Zulmira. Si conosce dal labbro.
Ircana. Voi non mi conoscete.
Zulmira. (Della cognata in faccia celar deggio il mio foco.
Lo troverò soletto, gli parlerò fra poco.
Da lui cosa non chiedo, che offenda l’onor mio.
Sol esser nella stima preferita vogl’io). da sè
Kiskia. (Parla fra sè Zulmira. Conosco il di lei cuore), da sè
Ircana. (Donne, affé questa volta vuole ingannarvi amore).
da sè
Zulmira. Pensa, Ircano, ch’io sono del tuo signor la sposa.
Non sarò teco austera; non m’averai1 sdegnosa;
Ma pensa, che a me devi il tuo primier rispetto.
Vieni alle stanze mie, vieni a servir. T’aspetto, parie
SCENA VIII.
Kiskia ed Ircana.
Kiskia. L’intendi? Tu l’accendesti, Ircano.
Ircana. Ve lo ridico, il giuro; arde Zulmira in vano.
Kiskia. In vano arder potrebbe donna congiunta, è vero.

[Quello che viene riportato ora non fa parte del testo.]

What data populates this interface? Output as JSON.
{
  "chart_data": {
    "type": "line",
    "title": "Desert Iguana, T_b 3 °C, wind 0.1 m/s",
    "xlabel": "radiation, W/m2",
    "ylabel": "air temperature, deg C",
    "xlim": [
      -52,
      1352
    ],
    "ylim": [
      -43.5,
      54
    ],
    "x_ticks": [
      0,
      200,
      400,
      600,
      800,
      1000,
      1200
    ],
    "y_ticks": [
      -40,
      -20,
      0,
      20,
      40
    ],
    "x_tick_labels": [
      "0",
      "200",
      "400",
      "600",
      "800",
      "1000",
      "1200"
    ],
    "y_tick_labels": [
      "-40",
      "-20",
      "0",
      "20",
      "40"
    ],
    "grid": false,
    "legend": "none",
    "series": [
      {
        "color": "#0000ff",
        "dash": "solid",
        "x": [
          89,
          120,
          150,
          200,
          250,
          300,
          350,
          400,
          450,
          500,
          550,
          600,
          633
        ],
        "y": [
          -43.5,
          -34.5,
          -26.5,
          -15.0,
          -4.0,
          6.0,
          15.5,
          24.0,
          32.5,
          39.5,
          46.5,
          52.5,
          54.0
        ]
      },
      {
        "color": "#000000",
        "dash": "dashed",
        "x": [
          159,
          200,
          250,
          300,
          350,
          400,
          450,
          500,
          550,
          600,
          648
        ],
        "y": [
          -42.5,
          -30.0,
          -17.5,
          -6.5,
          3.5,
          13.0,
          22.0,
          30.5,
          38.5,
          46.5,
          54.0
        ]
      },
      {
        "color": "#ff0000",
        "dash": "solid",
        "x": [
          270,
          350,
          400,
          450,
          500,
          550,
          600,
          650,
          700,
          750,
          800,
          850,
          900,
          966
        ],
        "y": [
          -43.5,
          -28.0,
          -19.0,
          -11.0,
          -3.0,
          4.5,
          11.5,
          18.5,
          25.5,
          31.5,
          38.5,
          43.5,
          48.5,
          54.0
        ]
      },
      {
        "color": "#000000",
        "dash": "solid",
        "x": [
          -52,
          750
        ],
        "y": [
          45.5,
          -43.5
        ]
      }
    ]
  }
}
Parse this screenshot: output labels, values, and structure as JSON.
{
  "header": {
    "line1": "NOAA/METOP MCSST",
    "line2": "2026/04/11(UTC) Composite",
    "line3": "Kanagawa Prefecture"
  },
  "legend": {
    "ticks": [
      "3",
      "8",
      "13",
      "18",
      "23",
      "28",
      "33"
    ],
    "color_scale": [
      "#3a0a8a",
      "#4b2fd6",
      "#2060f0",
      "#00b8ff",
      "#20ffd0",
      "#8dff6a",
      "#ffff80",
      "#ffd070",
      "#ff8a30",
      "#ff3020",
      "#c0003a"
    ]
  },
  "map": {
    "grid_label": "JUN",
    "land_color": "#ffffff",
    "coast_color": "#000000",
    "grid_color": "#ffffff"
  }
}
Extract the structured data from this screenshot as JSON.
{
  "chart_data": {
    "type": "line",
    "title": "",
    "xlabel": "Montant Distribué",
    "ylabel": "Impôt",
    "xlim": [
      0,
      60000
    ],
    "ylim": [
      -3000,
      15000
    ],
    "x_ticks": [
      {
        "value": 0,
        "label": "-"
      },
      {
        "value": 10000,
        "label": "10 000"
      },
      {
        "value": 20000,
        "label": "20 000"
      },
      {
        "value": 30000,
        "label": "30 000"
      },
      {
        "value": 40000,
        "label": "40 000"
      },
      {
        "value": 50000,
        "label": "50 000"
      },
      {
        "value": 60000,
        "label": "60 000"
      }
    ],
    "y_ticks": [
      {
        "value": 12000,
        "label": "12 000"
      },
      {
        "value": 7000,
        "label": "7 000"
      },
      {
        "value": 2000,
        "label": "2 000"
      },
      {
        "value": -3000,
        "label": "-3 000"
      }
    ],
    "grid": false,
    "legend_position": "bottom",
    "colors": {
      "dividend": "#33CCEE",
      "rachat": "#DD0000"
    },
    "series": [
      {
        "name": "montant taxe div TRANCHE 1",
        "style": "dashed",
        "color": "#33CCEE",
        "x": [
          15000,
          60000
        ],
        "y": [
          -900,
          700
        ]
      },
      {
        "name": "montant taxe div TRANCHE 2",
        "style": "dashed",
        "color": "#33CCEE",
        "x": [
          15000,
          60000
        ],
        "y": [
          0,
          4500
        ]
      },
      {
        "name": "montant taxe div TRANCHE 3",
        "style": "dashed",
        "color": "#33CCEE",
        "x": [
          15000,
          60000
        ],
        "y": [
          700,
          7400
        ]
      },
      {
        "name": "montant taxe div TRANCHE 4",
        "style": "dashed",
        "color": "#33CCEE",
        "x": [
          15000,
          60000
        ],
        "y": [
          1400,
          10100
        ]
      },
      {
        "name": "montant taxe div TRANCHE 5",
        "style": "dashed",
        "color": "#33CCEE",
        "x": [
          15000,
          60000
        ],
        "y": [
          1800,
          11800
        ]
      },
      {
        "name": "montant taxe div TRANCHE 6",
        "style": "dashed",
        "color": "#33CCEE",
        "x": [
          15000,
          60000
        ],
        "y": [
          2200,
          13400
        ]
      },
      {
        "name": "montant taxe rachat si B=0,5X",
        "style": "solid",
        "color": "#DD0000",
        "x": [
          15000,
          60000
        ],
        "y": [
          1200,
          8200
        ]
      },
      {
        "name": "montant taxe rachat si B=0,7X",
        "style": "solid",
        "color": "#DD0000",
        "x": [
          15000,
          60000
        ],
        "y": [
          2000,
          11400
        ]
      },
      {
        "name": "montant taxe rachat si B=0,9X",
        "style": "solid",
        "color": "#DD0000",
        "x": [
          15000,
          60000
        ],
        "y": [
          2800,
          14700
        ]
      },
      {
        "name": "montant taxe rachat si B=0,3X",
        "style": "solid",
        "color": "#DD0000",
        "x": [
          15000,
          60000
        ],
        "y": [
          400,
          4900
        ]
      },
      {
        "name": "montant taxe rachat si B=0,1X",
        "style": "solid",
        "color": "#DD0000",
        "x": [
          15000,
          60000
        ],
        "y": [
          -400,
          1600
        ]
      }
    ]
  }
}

Ircana. E libera e congiunta, sarà lo stesso.
Kiskia. Altero!
Sapresti, se li offrissi 2, sprezzar gli affetti miei?
Ircana. Tutto, per aggradirli, quel che poss’io, farei.
Kiskia. Far quel che puoi t’impegni per spegnere il mio foco?
Ircana. Sì, ma quel che poss’io, pel tuo bisogno è poco3.
Kiskia. Vil non rassembri al volto.
Ircana. Schiavo mi fe’ la sorte.
Kiskia. Libero potrà farti l’amor d’una consorte.
Ircana. Libertà con tal nodo da femmina dispero.